Capsaicin-induced gastric mucosal hyperemia and protection: the role of calcitonin gene-related peptide.

BACKGROUND

Topical capsaicin augments gastric mucosal blood flow and is cytoprotective. This phenomenon is blocked by nitric oxide (NO) synthase and cyclooxygenase inhibition. Capsaicin-sensitive neurons store and release calcitonin gene-related peptide (CGRP). The purpose of this investigation was to study the effects of a CGRP antagonist on capsaicin-induced hyperemia and protection and to determine the role of NO and the cytoprotective prostaglandin PGE2 in this process.

METHODS

The glandular stomachs in male Sprague-Dawley rats (280 to 350 gm) were chambered with the blood supply intact. Animals were divided into four groups.
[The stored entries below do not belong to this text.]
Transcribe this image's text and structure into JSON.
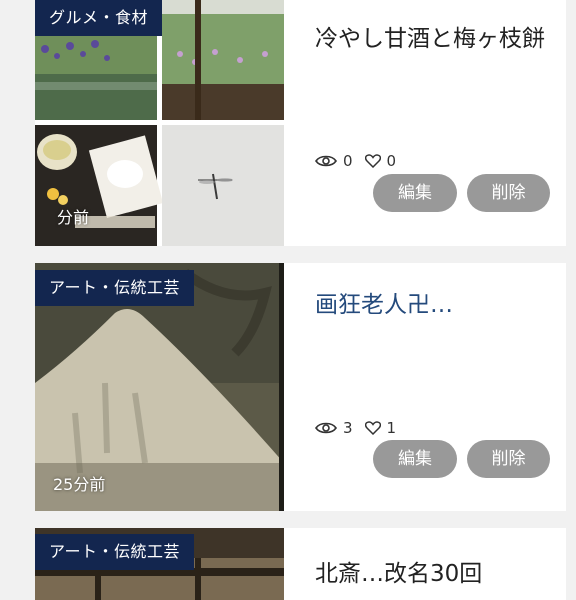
{
  "cards": [
    {
      "category": "グルメ・食材",
      "title": "冷やし甘酒と梅ヶ枝餅",
      "views": "0",
      "likes": "0",
      "time": "分前",
      "edit_label": "編集",
      "delete_label": "削除"
    },
    {
      "category": "アート・伝統工芸",
      "title": "画狂老人卍…",
      "views": "3",
      "likes": "1",
      "time": "25分前",
      "edit_label": "編集",
      "delete_label": "削除"
    },
    {
      "category": "アート・伝統工芸",
      "title": "北斎…改名30回"
    }
  ],
  "icons": {
    "views": "eye-icon",
    "likes": "heart-icon"
  },
  "colors": {
    "badge_bg": "#13264f",
    "button_bg": "#999999",
    "link_title": "#244a7c",
    "page_bg": "#f1f1f1"
  }
}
Normal saline solution (group 1) or the CGRP antagonists hCGRP8-37 (groups 2 through 4, 0.047 mg/ml) were continuously infused intraarterially via a retrograde splenic artery catheter at a rate of 0.034 ml/min after rats were given an intravenous bolus of either NSS (groups 1 and 2), L-arginine (group 3), or D-arginine (group 4) (200 mg/kg). The gastric mucosa was then topically exposed to normal saline solution (pH 7.4), followed by 160 mumol/L capsaicin and then 100 mmol/L acidified taurocholate (pH 1.2), each for 15 minutes. Gastric mucosal blood flow (ml/min/100 gm tissue) was continuously measured (laser Doppler) and mucosal injury was assessed. Luminal PGE2 production was measured during the bile acid injury period by radioimmunoassay.

RESULTS

The CGRP antagonist hCGRP8-37 significantly inhibits capsaicin-induced hyperemia and its associated mucosal cytoprotection and also significantly decreases luminal mucosal PGE2 production. Pretreatment with L-arginine, but not D-arginine, reverses these effects of CGRP antagonism.

CONCLUSIONS

CGRP is a mediator of capsaicin-induced hyperemia and protection. This effect may be dependent on both NO and PGE2 production.